Le Luc en question, au physique christique, est désigné comme le looser honnête et scrupuleux, à qui on cache tout, et qui est la victime centrale des machinations machiavéliques des uns et des autres.
La contrainte, assez arbitraire, que se sont imposée la scénariste et le dessinateur, Bajram, qui a travaillé en couleurs directes (très, trop lumineuses parfois), est de réutiliser autant que possible les mêmes textes et les mêmes dessins d'un récit à l'autre. Une table des reprises est même fournie en tête de chaque récit. Le jeu est amusant, mais aussi gratuit que les fantaisies littéraires auxquelles s'amusaient les membres de l'OULIPO, et qui réduisaient la littérature à un bricolage technique du dimanche.

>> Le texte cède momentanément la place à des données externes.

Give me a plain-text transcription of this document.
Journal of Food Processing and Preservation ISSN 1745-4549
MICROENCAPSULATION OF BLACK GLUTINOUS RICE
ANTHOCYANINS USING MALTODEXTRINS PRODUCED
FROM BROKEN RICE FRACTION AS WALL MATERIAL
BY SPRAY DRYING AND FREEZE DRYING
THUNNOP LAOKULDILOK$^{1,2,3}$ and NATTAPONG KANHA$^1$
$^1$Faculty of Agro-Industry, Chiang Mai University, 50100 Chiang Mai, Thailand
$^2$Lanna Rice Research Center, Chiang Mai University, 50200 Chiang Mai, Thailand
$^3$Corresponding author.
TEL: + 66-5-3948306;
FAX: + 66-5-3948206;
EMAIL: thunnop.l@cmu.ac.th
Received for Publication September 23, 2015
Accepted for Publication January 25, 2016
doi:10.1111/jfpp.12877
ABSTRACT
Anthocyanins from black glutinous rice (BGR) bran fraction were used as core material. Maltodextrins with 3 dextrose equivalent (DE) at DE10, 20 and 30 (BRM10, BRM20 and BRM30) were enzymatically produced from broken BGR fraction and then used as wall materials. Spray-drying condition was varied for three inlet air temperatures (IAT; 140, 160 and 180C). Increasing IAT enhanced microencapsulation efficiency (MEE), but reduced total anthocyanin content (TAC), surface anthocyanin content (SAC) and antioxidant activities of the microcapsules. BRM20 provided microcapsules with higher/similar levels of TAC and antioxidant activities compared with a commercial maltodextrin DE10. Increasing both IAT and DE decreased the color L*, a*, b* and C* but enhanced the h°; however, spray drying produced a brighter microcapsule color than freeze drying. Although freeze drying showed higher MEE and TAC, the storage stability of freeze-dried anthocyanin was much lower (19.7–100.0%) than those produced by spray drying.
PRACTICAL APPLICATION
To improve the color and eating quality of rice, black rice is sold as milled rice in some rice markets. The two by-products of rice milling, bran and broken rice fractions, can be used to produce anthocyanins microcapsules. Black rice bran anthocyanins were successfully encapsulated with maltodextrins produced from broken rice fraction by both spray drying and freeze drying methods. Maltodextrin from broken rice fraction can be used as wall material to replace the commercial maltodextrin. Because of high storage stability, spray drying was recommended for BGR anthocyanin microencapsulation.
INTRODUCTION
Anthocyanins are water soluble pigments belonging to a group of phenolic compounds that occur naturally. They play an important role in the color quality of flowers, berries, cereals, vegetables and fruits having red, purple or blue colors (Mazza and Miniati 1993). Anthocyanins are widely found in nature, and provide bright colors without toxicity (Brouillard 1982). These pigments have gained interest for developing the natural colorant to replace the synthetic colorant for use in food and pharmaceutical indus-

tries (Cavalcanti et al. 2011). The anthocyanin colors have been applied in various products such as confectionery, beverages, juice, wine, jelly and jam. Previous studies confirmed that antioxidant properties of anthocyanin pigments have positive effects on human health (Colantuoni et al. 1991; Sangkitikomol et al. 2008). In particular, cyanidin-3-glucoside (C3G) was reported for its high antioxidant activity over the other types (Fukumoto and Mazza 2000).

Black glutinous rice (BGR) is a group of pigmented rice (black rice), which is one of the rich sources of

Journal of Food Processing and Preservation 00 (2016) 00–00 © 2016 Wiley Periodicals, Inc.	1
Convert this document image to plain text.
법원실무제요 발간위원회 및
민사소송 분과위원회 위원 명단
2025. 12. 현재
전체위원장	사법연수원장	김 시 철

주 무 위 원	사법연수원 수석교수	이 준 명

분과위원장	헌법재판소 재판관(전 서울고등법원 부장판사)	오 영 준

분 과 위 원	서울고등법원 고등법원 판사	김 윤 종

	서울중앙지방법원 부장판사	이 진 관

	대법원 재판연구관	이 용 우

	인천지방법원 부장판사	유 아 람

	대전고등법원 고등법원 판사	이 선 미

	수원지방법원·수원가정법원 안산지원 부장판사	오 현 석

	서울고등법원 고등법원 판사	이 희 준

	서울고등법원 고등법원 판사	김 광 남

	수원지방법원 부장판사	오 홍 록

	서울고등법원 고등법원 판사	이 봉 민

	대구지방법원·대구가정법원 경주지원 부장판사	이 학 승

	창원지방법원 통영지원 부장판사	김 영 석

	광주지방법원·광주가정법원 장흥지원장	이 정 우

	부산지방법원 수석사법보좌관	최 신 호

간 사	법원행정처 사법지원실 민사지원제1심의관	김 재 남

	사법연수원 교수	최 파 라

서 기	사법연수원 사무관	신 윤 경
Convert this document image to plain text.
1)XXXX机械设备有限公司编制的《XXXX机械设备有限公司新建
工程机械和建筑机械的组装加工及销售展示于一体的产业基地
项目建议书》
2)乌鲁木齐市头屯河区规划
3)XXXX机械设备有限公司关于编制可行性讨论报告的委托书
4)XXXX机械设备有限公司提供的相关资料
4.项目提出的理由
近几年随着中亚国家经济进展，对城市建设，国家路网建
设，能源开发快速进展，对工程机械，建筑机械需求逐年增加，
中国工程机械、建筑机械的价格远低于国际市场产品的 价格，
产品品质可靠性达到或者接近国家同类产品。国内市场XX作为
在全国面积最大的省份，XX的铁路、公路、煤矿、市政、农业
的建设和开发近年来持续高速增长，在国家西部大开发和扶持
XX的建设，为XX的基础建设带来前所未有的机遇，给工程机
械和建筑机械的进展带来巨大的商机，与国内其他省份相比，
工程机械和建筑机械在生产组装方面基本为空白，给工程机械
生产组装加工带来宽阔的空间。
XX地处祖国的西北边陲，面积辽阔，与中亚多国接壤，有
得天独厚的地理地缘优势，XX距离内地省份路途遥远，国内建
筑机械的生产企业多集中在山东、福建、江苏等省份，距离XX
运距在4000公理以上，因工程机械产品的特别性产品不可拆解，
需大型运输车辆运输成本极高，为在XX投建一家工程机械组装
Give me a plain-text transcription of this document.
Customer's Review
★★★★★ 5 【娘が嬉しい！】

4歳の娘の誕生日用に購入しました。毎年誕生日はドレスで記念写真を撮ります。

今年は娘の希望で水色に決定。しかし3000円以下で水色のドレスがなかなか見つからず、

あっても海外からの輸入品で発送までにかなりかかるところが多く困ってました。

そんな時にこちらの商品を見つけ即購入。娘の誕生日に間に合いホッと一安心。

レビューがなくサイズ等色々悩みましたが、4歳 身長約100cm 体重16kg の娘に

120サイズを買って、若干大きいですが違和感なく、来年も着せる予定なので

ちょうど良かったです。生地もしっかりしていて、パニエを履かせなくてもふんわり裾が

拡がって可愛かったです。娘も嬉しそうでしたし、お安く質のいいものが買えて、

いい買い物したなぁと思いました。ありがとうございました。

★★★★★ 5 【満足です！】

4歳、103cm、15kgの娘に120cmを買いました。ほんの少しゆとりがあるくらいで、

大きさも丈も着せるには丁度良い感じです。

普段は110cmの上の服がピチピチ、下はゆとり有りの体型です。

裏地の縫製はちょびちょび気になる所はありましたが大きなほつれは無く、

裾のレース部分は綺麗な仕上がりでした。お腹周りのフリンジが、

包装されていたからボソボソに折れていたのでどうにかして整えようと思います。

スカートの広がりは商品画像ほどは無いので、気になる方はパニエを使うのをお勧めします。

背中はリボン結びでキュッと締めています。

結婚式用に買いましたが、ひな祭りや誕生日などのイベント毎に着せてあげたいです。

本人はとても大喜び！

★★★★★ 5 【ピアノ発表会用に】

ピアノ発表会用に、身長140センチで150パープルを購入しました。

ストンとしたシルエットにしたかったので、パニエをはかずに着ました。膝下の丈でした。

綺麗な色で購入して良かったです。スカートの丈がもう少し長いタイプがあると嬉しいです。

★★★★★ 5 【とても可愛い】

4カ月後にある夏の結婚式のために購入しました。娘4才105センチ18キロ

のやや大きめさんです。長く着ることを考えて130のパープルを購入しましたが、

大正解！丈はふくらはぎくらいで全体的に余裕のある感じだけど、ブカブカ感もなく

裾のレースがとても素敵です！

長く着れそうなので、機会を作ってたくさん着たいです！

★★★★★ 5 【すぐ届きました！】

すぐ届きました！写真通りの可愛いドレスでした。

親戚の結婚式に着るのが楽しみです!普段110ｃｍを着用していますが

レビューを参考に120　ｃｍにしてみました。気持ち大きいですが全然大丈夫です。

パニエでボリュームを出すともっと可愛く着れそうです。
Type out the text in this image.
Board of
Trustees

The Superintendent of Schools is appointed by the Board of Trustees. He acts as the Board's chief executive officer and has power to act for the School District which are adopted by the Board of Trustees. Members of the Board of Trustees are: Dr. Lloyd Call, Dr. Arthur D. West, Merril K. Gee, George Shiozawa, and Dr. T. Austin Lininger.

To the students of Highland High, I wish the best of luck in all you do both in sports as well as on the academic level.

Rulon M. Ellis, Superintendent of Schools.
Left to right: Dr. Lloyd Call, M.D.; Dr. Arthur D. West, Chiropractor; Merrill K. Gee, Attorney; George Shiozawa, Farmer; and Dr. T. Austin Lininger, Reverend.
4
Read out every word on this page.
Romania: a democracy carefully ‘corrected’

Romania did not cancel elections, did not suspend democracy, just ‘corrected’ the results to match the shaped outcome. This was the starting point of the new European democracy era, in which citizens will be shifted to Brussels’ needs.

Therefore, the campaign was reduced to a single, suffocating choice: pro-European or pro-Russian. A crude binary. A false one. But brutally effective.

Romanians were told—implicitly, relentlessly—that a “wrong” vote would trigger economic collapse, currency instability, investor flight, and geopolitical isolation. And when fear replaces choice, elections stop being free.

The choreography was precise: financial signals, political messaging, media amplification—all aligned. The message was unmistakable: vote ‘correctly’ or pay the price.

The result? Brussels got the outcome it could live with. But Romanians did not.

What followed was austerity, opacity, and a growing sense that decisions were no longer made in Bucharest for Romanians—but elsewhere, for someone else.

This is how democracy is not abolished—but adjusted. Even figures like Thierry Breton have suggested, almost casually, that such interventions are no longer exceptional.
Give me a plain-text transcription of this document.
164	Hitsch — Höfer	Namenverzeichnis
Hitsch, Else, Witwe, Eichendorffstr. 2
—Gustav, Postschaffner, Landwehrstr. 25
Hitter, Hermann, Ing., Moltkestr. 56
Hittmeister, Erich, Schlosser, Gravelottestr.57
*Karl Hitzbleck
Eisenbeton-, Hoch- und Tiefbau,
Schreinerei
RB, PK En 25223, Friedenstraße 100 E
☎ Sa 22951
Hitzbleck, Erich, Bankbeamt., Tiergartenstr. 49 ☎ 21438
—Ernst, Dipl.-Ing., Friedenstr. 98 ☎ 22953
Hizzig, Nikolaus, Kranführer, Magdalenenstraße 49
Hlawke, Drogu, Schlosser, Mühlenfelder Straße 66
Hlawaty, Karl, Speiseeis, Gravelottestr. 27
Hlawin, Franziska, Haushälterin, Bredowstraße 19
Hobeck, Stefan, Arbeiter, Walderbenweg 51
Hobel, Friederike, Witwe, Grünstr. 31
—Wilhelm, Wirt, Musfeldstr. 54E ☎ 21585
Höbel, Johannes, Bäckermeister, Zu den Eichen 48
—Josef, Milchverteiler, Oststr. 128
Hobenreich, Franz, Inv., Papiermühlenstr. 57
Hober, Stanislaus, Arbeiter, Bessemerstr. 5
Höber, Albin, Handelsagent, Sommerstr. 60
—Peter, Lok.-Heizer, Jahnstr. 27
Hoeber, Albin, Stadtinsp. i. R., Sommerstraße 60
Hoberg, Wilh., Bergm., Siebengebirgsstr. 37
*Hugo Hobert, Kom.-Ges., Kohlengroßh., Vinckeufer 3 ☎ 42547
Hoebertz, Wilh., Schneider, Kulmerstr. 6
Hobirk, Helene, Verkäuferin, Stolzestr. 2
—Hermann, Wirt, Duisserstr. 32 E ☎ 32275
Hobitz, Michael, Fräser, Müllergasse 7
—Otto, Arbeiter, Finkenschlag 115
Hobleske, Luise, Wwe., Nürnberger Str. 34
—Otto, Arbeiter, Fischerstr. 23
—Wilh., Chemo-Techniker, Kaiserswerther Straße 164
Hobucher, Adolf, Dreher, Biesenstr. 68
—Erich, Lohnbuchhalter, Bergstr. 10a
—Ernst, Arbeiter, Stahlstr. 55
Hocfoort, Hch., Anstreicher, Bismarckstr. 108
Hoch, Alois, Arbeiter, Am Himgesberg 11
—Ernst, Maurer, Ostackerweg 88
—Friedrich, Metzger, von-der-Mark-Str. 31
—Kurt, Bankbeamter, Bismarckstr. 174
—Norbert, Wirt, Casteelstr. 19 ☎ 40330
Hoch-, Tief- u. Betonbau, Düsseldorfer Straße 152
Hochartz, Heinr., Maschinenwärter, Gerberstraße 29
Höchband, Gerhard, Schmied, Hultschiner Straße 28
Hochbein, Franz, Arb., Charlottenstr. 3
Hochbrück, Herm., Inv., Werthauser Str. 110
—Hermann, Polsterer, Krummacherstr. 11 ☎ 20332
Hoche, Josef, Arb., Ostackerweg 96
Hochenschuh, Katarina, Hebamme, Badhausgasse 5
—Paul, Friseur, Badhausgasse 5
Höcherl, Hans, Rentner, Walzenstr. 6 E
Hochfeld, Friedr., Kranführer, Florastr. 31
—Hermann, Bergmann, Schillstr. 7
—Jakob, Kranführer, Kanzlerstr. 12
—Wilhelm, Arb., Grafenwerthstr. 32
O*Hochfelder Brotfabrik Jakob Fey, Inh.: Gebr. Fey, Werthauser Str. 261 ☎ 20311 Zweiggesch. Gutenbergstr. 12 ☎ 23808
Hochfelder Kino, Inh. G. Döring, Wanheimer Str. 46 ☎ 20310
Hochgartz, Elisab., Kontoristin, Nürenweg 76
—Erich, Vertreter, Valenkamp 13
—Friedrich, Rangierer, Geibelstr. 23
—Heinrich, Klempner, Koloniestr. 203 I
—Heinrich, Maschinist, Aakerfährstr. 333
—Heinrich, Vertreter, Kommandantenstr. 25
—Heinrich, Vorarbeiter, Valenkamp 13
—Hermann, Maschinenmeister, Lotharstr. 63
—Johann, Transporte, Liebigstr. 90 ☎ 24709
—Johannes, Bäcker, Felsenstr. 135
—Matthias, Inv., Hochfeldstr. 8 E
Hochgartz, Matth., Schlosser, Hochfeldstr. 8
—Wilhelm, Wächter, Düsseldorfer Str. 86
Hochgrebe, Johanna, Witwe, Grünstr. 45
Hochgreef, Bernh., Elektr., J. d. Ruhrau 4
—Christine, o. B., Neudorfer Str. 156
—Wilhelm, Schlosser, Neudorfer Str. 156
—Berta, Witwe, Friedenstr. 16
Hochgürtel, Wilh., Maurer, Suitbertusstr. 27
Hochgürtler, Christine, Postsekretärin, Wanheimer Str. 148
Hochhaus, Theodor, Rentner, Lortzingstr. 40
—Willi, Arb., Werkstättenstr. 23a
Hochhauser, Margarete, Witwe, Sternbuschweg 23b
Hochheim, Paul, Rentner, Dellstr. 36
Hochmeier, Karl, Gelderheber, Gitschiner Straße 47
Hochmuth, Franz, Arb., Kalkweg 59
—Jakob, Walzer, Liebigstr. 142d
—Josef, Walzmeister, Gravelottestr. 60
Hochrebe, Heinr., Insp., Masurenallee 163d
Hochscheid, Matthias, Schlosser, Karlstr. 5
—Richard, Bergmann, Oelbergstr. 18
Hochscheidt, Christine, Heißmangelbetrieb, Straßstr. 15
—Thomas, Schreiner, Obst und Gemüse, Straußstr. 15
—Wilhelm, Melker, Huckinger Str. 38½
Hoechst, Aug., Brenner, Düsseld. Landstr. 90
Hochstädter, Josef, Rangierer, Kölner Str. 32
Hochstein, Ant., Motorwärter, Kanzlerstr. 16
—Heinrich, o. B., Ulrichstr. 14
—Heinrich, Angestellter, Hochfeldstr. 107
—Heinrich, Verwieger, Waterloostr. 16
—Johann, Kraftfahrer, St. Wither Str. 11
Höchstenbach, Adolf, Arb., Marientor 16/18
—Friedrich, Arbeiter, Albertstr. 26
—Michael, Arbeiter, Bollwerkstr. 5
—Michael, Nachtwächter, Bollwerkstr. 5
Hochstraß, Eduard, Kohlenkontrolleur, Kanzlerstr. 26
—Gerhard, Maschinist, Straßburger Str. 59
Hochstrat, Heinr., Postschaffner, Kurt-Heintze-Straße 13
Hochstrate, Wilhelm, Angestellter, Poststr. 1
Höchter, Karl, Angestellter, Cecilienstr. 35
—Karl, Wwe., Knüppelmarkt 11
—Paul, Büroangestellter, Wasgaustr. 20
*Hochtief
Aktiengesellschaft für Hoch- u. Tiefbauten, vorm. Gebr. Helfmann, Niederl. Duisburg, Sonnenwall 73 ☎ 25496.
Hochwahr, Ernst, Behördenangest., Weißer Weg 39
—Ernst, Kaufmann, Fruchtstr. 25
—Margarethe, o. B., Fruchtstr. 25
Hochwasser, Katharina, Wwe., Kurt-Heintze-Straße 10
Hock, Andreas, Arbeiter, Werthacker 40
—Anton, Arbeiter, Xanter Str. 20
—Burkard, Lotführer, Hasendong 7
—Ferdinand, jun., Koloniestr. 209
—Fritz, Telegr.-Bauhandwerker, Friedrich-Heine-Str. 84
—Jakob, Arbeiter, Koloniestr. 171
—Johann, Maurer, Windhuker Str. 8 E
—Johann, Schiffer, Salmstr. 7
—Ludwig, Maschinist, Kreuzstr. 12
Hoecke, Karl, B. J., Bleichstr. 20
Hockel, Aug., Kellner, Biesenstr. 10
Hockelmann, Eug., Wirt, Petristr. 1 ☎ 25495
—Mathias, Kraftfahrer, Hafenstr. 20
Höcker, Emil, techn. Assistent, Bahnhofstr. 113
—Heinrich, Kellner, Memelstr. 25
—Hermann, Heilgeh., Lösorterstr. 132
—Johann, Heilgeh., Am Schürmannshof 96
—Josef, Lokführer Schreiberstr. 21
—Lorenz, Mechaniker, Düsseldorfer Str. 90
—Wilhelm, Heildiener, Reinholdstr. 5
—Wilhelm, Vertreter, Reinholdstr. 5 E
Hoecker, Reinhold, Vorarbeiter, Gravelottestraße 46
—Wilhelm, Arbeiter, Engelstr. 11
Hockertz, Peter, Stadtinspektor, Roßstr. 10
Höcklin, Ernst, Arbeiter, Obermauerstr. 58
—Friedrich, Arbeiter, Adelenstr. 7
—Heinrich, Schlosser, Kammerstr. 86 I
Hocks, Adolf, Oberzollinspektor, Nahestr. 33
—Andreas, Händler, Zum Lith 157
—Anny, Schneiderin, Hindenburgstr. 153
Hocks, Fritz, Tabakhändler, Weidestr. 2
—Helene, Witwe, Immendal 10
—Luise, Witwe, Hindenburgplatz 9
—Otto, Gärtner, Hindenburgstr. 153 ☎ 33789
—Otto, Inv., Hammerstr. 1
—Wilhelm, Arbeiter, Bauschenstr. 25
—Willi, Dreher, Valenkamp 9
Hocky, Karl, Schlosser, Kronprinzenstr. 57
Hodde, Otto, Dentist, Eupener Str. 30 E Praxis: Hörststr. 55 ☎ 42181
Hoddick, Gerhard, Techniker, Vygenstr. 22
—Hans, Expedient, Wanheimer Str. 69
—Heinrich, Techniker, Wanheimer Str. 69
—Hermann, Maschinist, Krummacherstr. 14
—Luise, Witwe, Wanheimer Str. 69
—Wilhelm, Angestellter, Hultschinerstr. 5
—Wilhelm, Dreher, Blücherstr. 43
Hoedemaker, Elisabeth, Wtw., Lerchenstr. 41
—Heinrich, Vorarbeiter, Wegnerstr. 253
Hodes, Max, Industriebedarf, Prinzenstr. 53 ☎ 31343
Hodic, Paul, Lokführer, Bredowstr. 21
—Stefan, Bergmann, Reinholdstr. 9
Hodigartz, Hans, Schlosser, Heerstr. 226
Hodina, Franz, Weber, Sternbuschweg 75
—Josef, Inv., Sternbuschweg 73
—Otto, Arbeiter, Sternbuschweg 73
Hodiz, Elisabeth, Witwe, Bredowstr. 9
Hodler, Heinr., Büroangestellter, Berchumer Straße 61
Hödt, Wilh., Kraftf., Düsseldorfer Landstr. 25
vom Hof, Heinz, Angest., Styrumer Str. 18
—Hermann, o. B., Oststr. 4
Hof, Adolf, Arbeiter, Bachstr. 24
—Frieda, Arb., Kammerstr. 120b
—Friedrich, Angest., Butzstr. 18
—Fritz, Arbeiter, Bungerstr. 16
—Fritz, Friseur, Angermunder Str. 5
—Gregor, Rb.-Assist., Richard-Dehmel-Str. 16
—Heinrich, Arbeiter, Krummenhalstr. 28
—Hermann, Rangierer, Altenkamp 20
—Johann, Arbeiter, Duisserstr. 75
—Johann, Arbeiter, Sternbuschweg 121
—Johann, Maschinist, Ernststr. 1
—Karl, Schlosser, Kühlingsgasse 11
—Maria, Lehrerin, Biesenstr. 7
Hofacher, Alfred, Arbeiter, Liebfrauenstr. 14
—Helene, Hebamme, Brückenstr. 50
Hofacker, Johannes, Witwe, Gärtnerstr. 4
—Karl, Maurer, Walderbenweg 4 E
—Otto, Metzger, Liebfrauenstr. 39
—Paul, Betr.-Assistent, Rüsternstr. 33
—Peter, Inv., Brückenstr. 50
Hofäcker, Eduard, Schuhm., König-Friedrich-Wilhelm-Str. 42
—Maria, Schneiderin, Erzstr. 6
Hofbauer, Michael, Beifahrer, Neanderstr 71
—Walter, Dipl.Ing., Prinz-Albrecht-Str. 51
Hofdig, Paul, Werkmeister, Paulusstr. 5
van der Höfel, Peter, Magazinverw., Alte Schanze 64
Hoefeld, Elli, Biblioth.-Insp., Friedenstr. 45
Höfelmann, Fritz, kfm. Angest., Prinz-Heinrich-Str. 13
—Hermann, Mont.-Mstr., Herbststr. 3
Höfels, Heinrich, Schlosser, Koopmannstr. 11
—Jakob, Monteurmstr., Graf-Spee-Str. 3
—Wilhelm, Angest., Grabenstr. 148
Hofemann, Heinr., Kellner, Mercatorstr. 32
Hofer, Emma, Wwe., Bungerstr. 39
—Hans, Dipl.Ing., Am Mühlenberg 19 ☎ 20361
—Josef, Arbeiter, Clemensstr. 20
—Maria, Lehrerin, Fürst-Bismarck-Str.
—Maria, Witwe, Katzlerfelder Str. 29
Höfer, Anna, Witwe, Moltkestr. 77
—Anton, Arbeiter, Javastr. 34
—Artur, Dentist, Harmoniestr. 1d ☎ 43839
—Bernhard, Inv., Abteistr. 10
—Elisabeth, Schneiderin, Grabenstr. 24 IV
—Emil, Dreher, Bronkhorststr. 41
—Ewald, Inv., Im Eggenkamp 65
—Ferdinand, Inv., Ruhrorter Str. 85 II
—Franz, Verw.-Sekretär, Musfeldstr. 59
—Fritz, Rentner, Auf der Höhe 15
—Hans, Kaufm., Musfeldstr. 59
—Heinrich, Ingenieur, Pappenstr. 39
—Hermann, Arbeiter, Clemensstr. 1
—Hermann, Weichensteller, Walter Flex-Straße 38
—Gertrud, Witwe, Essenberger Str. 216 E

De fait, ce jeu ne mène pas très loin. Que chacun des trois récits soit construit ou pas avec des images et des textes de récupération, peu nous chaut. L'intérêt est ailleurs:
* dans les saisissants changements d'atmosphère, de logique et de morale, d'un récit à l'autre
* dans la réutilisation différenciée d'éléments d'intrigue ou de décor qui courent d'un récit à l'autre: un malheureux qu'on pend, une maison jugée maudite, une pierre ronde qui obstrue un orifice, des enfants qui jouent, l'impuissance sexuelle prétendue du seigneur de Charny, etc.
Selon que l'accent est mis ou non sur tel ou tel de ces aspects, on se rend compte que les récits divergent très vite, et cela conduit le lecteur à s'interroger sur les limites de sa propre perception quotidienne: qu'a-t-il raté ou ignoré, lorsque lui-même remarque à peine des enfants qui jouent, des adultes en conciliabule près de l'autel d'une église, des gens étranges réunis près d'une maison délabrée ?
C'est finalement sur ces limites de notre conscience et de notre perception que les récits suscitent le dérangement le plus sensible.